Only refugees who have been referred by UNHCR or the US embassy are eligible for to be considered by the U.S. Refugee Admissions Program for resettlement to the US. Once referred, each potential refugee is selected on a case-by-case basis by a specially-trained officer from the United States Citizenship and Immigration Services (USCIS). Testimony is collected to determine the priority of the potential refugee’s request and to answer whether or not the person qualifies to be considered as a refugee. The person’s credibility is evaluated, and the country of origin is taken into account.

It is important to note that security checks are completed, and then analyzed and reviewed before approval. A fingerprint check is then conducted, and the individual’s name is checked for criminal activities and prior applications to live in the U.S. Iris scans are sometimes completed. Military combatants are removed from consideration. The potential refugee may face lengthy delays in processing due to these checks, which are run through various government agencies, including the State Department, the FBI’s Terrorist Screening Center, the Department of Defense, and the Department of Homeland Security. Just over 50% of applicants pass the multiple screenings required, and the process generally takes between eighteen to twenty-four months. Thus far, half of the refugees admitted to the United States have been children, and 25% are over the age of 60.

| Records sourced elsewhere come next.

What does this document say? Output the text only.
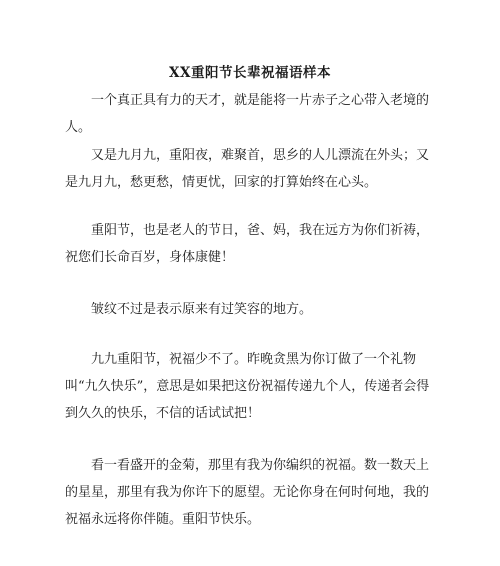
XX重阳节长辈祝福语样本

一个真正具有力的天才，就是能将一片赤子之心带入老境的人。

又是九月九，重阳夜，难聚首，思乡的人儿漂流在外头；又是九月九，愁更愁，情更忧，回家的打算始终在心头。

重阳节，也是老人的节日，爸、妈，我在远方为你们祈祷，祝您们长命百岁，身体康健！

皱纹不过是表示原来有过笑容的地方。

九九重阳节，祝福少不了。昨晚贪黑为你订做了一个礼物叫“九久快乐”，意思是如果把这份祝福传递九个人，传递者会得到久久的快乐，不信的话试试把！

看一看盛开的金菊，那里有我为你编织的祝福。数一数天上的星星，那里有我为你许下的愿望。无论你身在何时何地，我的祝福永远将你伴随。重阳节快乐。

In closing, as stated by USCIS Director Leon Rodriguez, ”(T)he United States has a proud and long-standing tradition of offering protection, freedom, and opportunity to refugees from around the world who live in fear of persecution and are often left to languish in difficult conditions of temporary asylum…An integral part of this mission is to ensure that refugee resettlement opportunities go to those who are eligible for such protection and who do not present a risk to the safety and security of our country. Accordingly, we are committed to deterring and detecting fraud among those seeking to resettle in the United States, and we continue to employ the highest security measures to protect against risks to our national security.”